Una nuova resina fotoreattiva sviluppata dal MIT promette di trasformare radicalmente il flusso di lavoro nella stampa 3D, semplificando il processo di rimozione dei supporti strutturali. Il team di ricerca ha creato un materiale che si indurisce sotto luce ultravioletta (UV) per formare strutture resistenti, ma che diventa solubile se esposto alla luce visibile.

Questo approccio permette di stampare in un’unica sessione sia le parti finali funzionali sia i supporti temporanei, che possono poi essere sciolti in liquidi sicuri come l’olio per bambini. La tecnologia consente quindi di eliminare interventi manuali post-stampa come il taglio o la limatura, accelerando la produzione, riducendo gli sprechi e aprendo la strada a un sistema di riciclo in loco.

“Ora si possono stampare, in un solo passaggio, assemblaggi funzionali con parti mobili o interbloccate. I supporti? Basta sciacquarli via,” spiega Nicholas Diaco, dottorando al MIT.

Come funziona: la resina “dual-cure”

resina uv fotoreattiva

Alla base dell’innovazione c’è una resina a doppia polimerizzazione composta da due monomeri: uno si attiva con UV e l’altro con luce visibile. Il primo crea le parti permanenti, mentre il secondo forma supporti facilmente eliminabili. Il team ha superato un limite iniziale (la bassa intensità dei LED nei comuni stampanti VPP non garantiva una polimerizzazione robusta) aggiungendo un terzo monomero “ponte”, che consente un legame più stabile anche con fonti luminose meno potenti.

Questa modifica ha permesso di stampare con successo oggetti complessi come ingranaggi interbloccati, strutture reticolari e persino un mini-dinosauro racchiuso in un guscio dissolvibile.

“Rimuovere i supporti nei prodotti complessi è sempre stato un collo di bottiglia,” sottolinea Diaco. “Con questo metodo possiamo produrre anche apparecchi acustici e impianti dentali in modo personalizzato, veloce e sostenibile.”

Prospettive industriali e sostenibilità

L’idea di resina a polimerizzazione selettiva apre la strada a una stampa 3D più green e scalabile. “Il nostro obiettivo è integrare questo processo con sistemi automatizzati e chiusi, dove il materiale sciolto viene riutilizzato,” dichiara il prof.

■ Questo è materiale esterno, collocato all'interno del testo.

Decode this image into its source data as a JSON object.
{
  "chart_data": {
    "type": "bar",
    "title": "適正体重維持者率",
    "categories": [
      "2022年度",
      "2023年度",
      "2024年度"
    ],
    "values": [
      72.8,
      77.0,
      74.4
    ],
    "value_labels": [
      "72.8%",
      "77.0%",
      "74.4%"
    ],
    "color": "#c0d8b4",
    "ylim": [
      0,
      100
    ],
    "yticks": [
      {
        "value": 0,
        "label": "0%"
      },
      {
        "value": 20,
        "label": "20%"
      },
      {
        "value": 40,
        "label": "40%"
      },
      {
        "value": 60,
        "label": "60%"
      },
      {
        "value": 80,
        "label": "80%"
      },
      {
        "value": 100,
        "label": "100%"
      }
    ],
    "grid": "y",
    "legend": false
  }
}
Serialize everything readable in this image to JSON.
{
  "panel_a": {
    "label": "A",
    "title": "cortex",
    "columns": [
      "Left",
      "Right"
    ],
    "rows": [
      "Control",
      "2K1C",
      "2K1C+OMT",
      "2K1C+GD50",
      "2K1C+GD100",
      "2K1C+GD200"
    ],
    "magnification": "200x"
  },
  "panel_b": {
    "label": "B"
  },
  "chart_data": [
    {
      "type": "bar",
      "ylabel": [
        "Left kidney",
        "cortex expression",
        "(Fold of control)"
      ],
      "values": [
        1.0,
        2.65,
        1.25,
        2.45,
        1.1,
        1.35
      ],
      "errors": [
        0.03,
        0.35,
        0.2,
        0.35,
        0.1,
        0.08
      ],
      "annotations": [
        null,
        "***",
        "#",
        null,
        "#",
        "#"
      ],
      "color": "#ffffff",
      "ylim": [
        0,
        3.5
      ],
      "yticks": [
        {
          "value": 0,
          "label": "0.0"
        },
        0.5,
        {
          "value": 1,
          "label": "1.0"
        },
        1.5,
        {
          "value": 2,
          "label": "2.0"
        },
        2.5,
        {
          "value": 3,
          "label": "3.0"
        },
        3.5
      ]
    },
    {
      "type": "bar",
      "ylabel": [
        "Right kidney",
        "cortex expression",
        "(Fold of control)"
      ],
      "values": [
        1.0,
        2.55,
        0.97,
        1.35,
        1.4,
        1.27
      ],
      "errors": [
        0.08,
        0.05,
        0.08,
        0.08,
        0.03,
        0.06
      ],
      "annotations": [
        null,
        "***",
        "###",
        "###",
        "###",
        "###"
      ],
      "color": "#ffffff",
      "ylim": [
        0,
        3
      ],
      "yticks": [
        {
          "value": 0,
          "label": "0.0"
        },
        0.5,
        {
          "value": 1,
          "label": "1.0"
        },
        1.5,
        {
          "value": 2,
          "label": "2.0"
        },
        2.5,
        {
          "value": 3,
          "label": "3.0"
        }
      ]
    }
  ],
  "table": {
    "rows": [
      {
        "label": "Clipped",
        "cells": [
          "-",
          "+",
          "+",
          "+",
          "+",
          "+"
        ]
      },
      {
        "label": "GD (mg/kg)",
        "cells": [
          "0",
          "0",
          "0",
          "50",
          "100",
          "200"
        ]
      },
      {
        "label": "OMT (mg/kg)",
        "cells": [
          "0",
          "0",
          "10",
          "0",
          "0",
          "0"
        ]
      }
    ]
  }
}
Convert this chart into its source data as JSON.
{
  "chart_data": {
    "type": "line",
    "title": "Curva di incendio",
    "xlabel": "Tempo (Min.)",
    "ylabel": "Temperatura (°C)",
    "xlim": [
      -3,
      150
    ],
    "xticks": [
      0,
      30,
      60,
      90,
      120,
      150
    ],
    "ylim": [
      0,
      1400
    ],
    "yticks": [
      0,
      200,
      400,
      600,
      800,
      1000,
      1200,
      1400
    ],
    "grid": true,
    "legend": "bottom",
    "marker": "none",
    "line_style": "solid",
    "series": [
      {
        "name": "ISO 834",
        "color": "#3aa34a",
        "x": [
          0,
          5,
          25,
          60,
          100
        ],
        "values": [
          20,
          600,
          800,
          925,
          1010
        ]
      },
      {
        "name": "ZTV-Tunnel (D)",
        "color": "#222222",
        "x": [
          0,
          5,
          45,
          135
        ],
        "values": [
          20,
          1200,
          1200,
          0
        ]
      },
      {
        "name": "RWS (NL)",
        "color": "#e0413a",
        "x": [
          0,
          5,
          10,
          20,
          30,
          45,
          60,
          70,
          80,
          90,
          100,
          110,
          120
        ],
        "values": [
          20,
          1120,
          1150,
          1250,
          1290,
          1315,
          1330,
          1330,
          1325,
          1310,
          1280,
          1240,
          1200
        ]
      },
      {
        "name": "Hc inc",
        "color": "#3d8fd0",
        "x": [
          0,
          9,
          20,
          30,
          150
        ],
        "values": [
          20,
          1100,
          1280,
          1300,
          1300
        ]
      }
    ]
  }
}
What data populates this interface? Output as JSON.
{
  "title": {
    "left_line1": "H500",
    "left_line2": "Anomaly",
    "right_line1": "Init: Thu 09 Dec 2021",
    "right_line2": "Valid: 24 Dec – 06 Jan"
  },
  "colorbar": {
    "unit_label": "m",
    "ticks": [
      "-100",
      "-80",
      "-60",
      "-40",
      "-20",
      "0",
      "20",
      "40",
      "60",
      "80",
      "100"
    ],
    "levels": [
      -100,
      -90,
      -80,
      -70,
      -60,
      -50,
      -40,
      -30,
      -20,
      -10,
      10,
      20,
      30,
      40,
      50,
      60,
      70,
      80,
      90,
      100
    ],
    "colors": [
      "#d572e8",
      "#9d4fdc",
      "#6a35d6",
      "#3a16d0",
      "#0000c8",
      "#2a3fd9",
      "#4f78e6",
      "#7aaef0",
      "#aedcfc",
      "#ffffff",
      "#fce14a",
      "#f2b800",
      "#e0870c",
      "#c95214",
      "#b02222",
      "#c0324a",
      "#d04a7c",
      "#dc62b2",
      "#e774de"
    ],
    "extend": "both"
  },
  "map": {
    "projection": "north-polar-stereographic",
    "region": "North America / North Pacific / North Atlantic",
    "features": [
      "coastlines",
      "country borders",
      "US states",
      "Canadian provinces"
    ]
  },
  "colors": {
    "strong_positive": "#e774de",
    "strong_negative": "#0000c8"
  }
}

John Hart. “È una base concreta per una produzione additiva davvero efficiente.”

La ricerca, pubblicata su Advanced Materials Technologies, è frutto di una collaborazione tra vari istituti tra cui InnoHK (Hong Kong), National Science Foundation, Office of Naval Research e U.S. Army Research Office.

Questo progetto si inserisce in un quadro più ampio di innovazioni da parte del MIT. Solo pochi mesi fa, il laboratorio CSAIL ha presentato Xstrings, una tecnica che stampa meccanismi a cavo integrato in un singolo passaggio, eliminando l’assemblaggio manuale. Parallelamente, un altro team ha sviluppato muscoli artificiali stampabili in 3D che mimano i movimenti biologici grazie a un’inedita tecnica di “stamping” microtopografico.